In a city aiming to be carbon-neutral by 2035, neighborhood oil wells have become an increasingly incongruous element of the Los Angeles landscape. About 600,000 Angelenos live within a half-mile of one of L.A.’s 1,000 active wells, where a recent study demonstrated that toxic particulates can travel up to two-and-a-half miles, blanketing local communities with chronic respiratory issues and higher cancer rates. Starting in 2013, the unusually broad coalition of groups known as Stand Together Against Neighborhood Drilling (STAND L.A.) began a campaign under the slogan “No drilling where we’re living.” And last week — nearly a decade after the campaign began — L.A. finally passed a motion to officially phase out oil and gas extraction. It’s a first step toward holding oil companies accountable for the damage they have inflicted upon L.A.’s most vulnerable neighborhoods for over a century. “It’s a vision beyond oil drilling,” says Eric Romann, an environmental-justice coordinator for Physicians for Social Responsibility and a co-leader of STAND L.A.’s campaign. “It’s the vision that communities that are overwhelmingly Black and Latino and working class who have borne the brunt should actively have a role in shaping what their future will look like.”
The oil companies won’t exactly quit drilling tomorrow. New drilling permits would likely stop being issued by the end of 2022, but oil companies may get up to a 20-year period to phase out everything that’s already siphoning fossil fuels out of the ground.

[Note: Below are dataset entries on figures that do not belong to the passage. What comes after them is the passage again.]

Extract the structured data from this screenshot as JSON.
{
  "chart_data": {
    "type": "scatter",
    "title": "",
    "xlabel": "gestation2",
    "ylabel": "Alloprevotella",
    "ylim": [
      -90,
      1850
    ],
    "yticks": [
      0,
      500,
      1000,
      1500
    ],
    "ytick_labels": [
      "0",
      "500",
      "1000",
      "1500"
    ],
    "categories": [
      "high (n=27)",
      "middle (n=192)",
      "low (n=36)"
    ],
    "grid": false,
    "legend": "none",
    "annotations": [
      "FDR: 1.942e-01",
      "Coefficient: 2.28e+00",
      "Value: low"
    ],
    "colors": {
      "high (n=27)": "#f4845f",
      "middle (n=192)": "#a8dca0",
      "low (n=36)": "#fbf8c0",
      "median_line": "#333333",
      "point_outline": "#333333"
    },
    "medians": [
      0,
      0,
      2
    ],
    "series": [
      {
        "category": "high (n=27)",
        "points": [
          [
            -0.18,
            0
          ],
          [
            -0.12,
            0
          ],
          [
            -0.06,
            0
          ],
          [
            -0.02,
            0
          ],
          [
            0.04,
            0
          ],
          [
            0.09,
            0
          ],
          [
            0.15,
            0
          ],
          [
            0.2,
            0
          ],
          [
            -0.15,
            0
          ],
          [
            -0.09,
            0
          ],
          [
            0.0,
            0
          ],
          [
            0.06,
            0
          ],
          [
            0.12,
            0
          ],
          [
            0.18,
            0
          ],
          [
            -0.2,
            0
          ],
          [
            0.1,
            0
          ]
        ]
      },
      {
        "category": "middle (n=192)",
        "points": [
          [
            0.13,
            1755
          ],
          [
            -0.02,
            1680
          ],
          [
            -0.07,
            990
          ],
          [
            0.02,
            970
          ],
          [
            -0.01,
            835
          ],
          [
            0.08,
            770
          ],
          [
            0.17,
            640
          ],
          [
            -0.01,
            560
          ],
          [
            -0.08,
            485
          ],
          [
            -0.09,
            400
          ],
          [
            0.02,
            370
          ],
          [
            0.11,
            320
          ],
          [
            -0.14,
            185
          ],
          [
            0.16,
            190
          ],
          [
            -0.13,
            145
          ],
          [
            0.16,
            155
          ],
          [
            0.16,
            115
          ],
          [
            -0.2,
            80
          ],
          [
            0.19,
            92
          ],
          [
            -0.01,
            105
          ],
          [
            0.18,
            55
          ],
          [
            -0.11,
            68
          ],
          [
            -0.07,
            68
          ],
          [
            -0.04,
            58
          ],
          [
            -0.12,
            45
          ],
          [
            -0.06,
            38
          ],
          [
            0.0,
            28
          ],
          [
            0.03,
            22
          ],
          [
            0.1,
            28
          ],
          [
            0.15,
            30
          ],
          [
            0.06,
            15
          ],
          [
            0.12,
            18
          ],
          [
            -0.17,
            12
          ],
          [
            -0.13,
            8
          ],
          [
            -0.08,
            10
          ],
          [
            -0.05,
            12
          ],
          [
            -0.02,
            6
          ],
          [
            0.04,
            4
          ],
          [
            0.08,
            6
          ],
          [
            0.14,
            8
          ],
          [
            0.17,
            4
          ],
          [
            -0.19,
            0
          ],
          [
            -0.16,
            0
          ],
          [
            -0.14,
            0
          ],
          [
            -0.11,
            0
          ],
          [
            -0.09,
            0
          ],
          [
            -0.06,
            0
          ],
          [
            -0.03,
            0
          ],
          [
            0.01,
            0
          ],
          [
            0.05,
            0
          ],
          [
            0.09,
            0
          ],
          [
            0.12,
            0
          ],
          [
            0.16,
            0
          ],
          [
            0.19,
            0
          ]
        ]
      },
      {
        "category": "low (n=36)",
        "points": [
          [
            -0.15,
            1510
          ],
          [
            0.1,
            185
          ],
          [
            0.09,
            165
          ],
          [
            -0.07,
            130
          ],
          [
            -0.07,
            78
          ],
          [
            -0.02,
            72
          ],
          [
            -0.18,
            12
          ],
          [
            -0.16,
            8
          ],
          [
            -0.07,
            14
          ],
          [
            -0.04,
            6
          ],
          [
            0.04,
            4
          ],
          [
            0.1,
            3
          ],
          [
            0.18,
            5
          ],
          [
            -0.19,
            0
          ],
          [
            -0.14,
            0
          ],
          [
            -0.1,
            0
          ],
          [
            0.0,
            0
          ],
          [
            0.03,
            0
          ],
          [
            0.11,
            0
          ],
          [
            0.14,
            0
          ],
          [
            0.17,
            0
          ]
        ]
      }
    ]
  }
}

That will mean not only properly plugging wells — including cleaning up 3,000 inactive drilling sites and another 1,000 abandoned wells located around the city — but also fully remediating the land. If the city can prove oil well operators have already recouped their initial investment, it may go faster. Neighboring Culver City recently conducted a similar study for its oil wells and is requiring full remediation by 2026.
Since 1892, L.A. has been dotted with oil wells, which lined up along beaches and sprouted out of backyards. But whereas drilling sites in wealthier neighborhoods have largely shut down over the last 25 years — a few continue to operate, cleverly camouflaged and with improved safety measures in place — many of the sites in lower-income communities have persisted. The city’s new ordinance would start to chip away at L.A.’s many land-use inequities, from its freeways to its port, says Romann: “We have an economy based not only on the extraction but the production and consumption of fossil fuels, and in order for that to function, we have placed this in the neighborhoods where the people with the least power live.”
That’s a start, but there’s a lot of petroleum infrastructure left in L.A. County, and that means the hardest part comes next. The region is home to multiple refineries that pollute the same neighborhoods affected by oil drilling. Remember that one of the largest environmental disasters in U.S. history was a gas leak at a storage facility in Aliso Canyon. Six years later, residents are still experiencing health issues, yet officials recently voted to expand the facility anyway. Reforms at the county and state level are helping, like new rules governing setback requirements around schools and parks. (The state also continues to issue new fracking permits but says it wants to phase out oil extraction by 2045.) There’s assistance coming from the Biden administration as well: Interior Secretary Deb Haaland visited L.A. in December and promised federal funds to clean up drill sites.
Even as the phaseout offers hope, it’s still too long a timeline for some residents. “It could still take up to ten years to shut down these drill sites, and there’s so much harm that could happen in these intervening years,” says Richard Parks, president and founder of Redeemer Community Partnership, a STAND L.A. coalition member. Parks’s organization managed to shut down a South L.A. drilling site by filing nuisance abatement petitions that eventually drove the company from the property — a process that took nearly a decade. Now, Redeemer Community Partnership is holding workshops for neighbors to envision how they want to use the remediated land, and thanks to the way environmental-justice groups aligned through STAND L.A., advocates can more effectively share resources between communities to put plans like these into action. Parks points to a particularly salient achievement of the coalition: When wealthy westside Angelenos previously rallied to stop the drilling in their neighborhoods, they petitioned only to shut down the site closest to their own homes. “But when frontline communities lead, the result is policy change that’s citywide,” says Parks. “This is really what justice looks like.”